Şevket ÖZSOY

RAHMAN'IN MİSAFİRLERİ

Şevket ÖZSOY

  • 1045

“RAHMAN’IN MİSAFİRİ”  OLMAK

Önceden hacca gidenler, her hac mevsiminde hasret kokan şu ve benzeri cümleleri hep tekrar edip dururlar.. “Keşke şimdi ben de sizinle gidebilseydim”, “şimdi orada olmak vardı”, “bugün ben de Arafat’ta olsaydım” vb…


Hac gerçekten çok farklı, çok yönlü ve çok özel bir ibadet. İnsana çok yönlü, değişik duygu ve düşünceler yaşatıyor.

Her şeyden önce bu ibadeti yapmak için, farklı bir ülkeye, farklı bir coğrafyaya gidiyorsunuz. Daha o kutsal topraklara varır varmaz, Cenab-ı Hakk’ın seçkin kıldığı o mübarek beldelerin manevî iklimi sizi sarıp sarmalıyor ve sizi kucaklayıp o manevî havayı iliklerinize kadar hissettiriyor adeta… Mekke’ye varıp Mescid-i Haram’ı uzaktan da olsa gördüğünüzde heyecan katsayınız artıyor ve hele hele Kâ’be-i Muazzama’yı gördüğünüzde duygu yoğunluğunuz zirveye çıkıyor, herkes kendince bir şeyler yaşıyor, coşuyor ve zaman zaman da taşıyor oralarda…

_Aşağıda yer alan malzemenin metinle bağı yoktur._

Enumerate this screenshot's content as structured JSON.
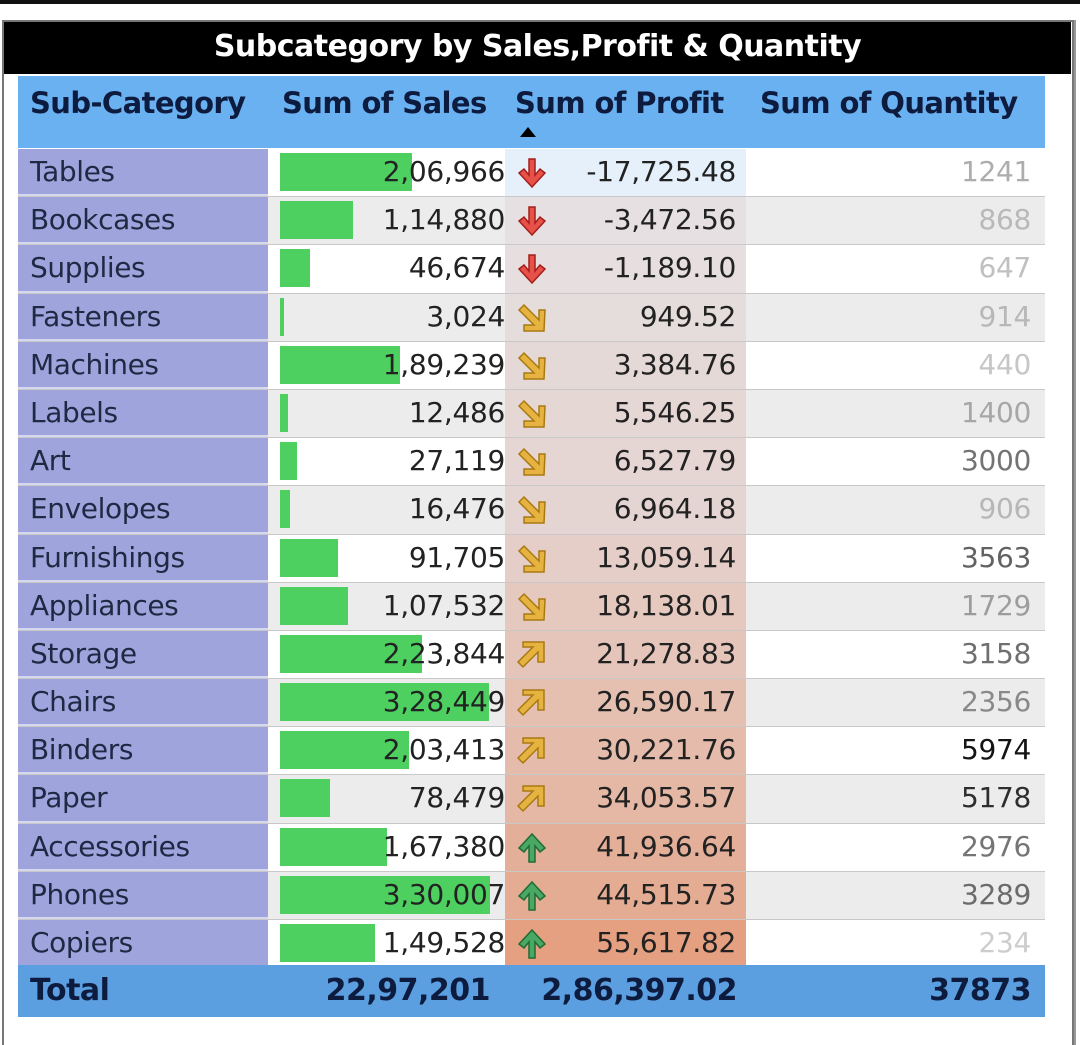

O Kâbe-i Şerîf ki, “BEYTULLAH” yani Allah’ın Evi diye anılmış ve anılıyor. Halbuki Allah(C.C.) mekândan münezzehhtir ve ne eve ne de köşke ihtiyacı yoktur. Orasını o kadar kutsal ve mübarek kılmış ki, Kur’ân-ı Kerîm’inde oradan “beytim/evim” diye bahsederek O’nu şereflendirmiş. (Bakara, 125) Demek ki oraya hususî bir tecellîsi var. Orada kıldığınız bir rek’at namaza yüzbin katı sevap veriliyor…

Ve orası yeryüzünde insanlar için yapılan ilk ev/ilk mabed aynı zamanda. Âl-i İmran Sûresi’nde şöyle buyruluyor:

96 –“ Şüphesiz insanlar için kurulan ilk mabed, Mekke'deki çok mübarek ve bütün âlemlere hidayet kaynağı olan Beyt/ev (Kabe)dir.”
97 –“ Onda apaçık deliller, İbrahim'in makamı vardır. Oraya giren güvene erer. Ona bir yol bulabilenlerin Beyt'i haccetmesi Allah'ın insanlar üzerinde bir hakkıdır. Kim inkâr ederse, şüphesiz Allah bütün âlemlerden müstağni (kimseye muhtaç değil, her şey ona muhtaç)dir.”

Evet çok mübarek ve bütün alemler için “hidayet kaynağı”. Bu ifade beni hep düşündürmüştür. Kâbe’nin bizzat hidayet kaynağı olması… Ve yine “O’nda apaçık deliller/ayetler” olması… İnsanı Rabb’ine götüren, Allah’a yaklaştıran, yakînini artıran, gönlüne huzur veren deliller, işaret ve beşaretler… Yıllar önce, şimdi Rahmet-i Rahman’a kavuşmuş bir büyüğüm şöyle demişti. “Orada herkes kendince bir şeyler görür ve yaşar.” Gerçekten doğru söylemiş…

Orada sanki başka bir boyuttasınız… Kokusu farklı, havası farklı… Dualarınıza hemen karşılık verildiğini yakînen anlıyor, hissediyorsunuz.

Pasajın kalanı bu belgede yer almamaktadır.